On April 21, 2020, the Company was advised that its principal bank, M&T, had approved a $330,000 loan under the Paycheck Protection Program (PPP) pursuant to the Coronavirus Aid, Relief and Economic Security (CARES) Act that was signed into law on March 27, 2020.
As a U.S. small business, MamaMancini’s has qualified for the PPP, which allows businesses and nonprofits with fewer than 500 employees to obtain loans of up to $10 million to incent companies to maintain their workers as they manage the business disruptions caused by the COVID-19 pandemic.
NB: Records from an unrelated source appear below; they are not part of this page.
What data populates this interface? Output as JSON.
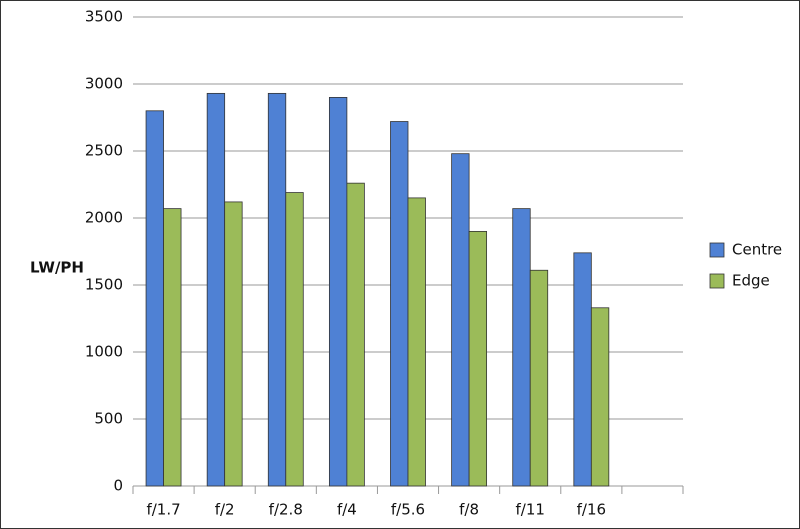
{
  "chart_data": {
    "type": "bar",
    "y_label": "LW/PH",
    "categories": [
      "f/1.7",
      "f/2",
      "f/2.8",
      "f/4",
      "f/5.6",
      "f/8",
      "f/11",
      "f/16",
      null
    ],
    "series": [
      {
        "name": "Centre",
        "color": "#4f81d4",
        "values": [
          2800,
          2930,
          2930,
          2900,
          2720,
          2480,
          2070,
          1740,
          null
        ]
      },
      {
        "name": "Edge",
        "color": "#9bbb59",
        "values": [
          2070,
          2120,
          2190,
          2260,
          2150,
          1900,
          1610,
          1330,
          null
        ]
      }
    ],
    "ylim": [
      0,
      3500
    ],
    "yticks": [
      0,
      500,
      1000,
      1500,
      2000,
      2500,
      3000,
      3500
    ],
    "grid": true,
    "legend": "right"
  }
}
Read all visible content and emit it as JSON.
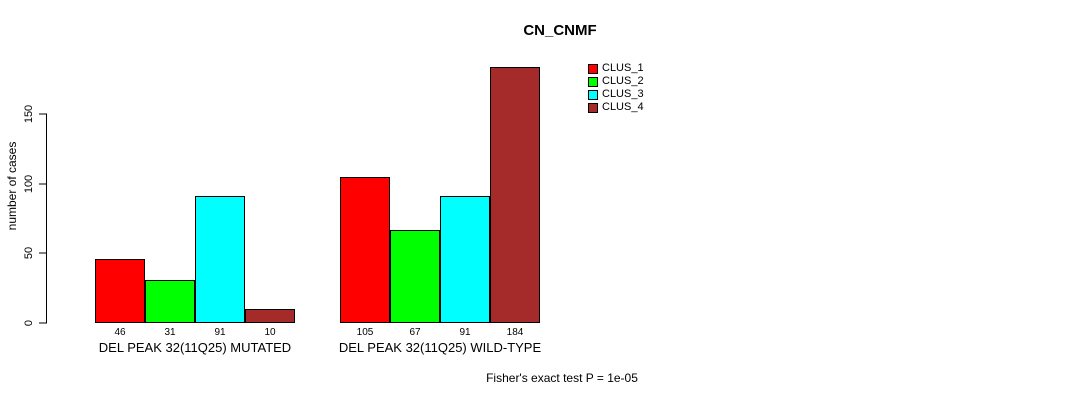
{
  "figure": {
    "title": "CN_CNMF",
    "ylabel": "number of cases",
    "footnote": "Fisher's exact test P = 1e-05"
  },
  "chart_data": {
    "type": "bar",
    "title": "CN_CNMF",
    "xlabel": "",
    "ylabel": "number of cases",
    "ylim": [
      0,
      190
    ],
    "yticks": [
      0,
      50,
      100,
      150
    ],
    "grid": false,
    "legend_position": "upper-right-inside",
    "categories": [
      "DEL PEAK 32(11Q25) MUTATED",
      "DEL PEAK 32(11Q25) WILD-TYPE"
    ],
    "series": [
      {
        "name": "CLUS_1",
        "color": "#ff0000",
        "values": [
          46,
          105
        ]
      },
      {
        "name": "CLUS_2",
        "color": "#00ff00",
        "values": [
          31,
          67
        ]
      },
      {
        "name": "CLUS_3",
        "color": "#00ffff",
        "values": [
          91,
          91
        ]
      },
      {
        "name": "CLUS_4",
        "color": "#a52a2a",
        "values": [
          10,
          184
        ]
      }
    ],
    "bar_value_labels": [
      [
        46,
        31,
        91,
        10
      ],
      [
        105,
        67,
        91,
        184
      ]
    ],
    "annotation": "Fisher's exact test P = 1e-05"
  }
}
The Loan, evidenced by a promissory note to M&T Bank as lender, has a term of two years, is unsecured, and is guaranteed by the Small Business Administration (SBA). The loan bears interest at a fixed rate of one percent per annum, with the first six months of interest and principal deferred. Some or all of the Loan may be forgiven if at least 75 percent of the Loan proceeds are used by MamaMancini’s to cover payroll costs, including benefits and if the Company maintains its employment and compensation within certain parameters during the eight-week period following the loan origination date and complies with other relevant conditions. As written in the CARES Act, MamaMancini’s expects to utilize these funds to cover payroll costs to allow for continuous, high-quality operations.
Other than the above-stated Subsequent Event, the Company has evaluated the existence of events and transactions subsequent to the balance sheet date through the date the consolidated financial statements were issued and has determined that there were no significant subsequent events or transactions that would require recognition or disclosure in the financial statements.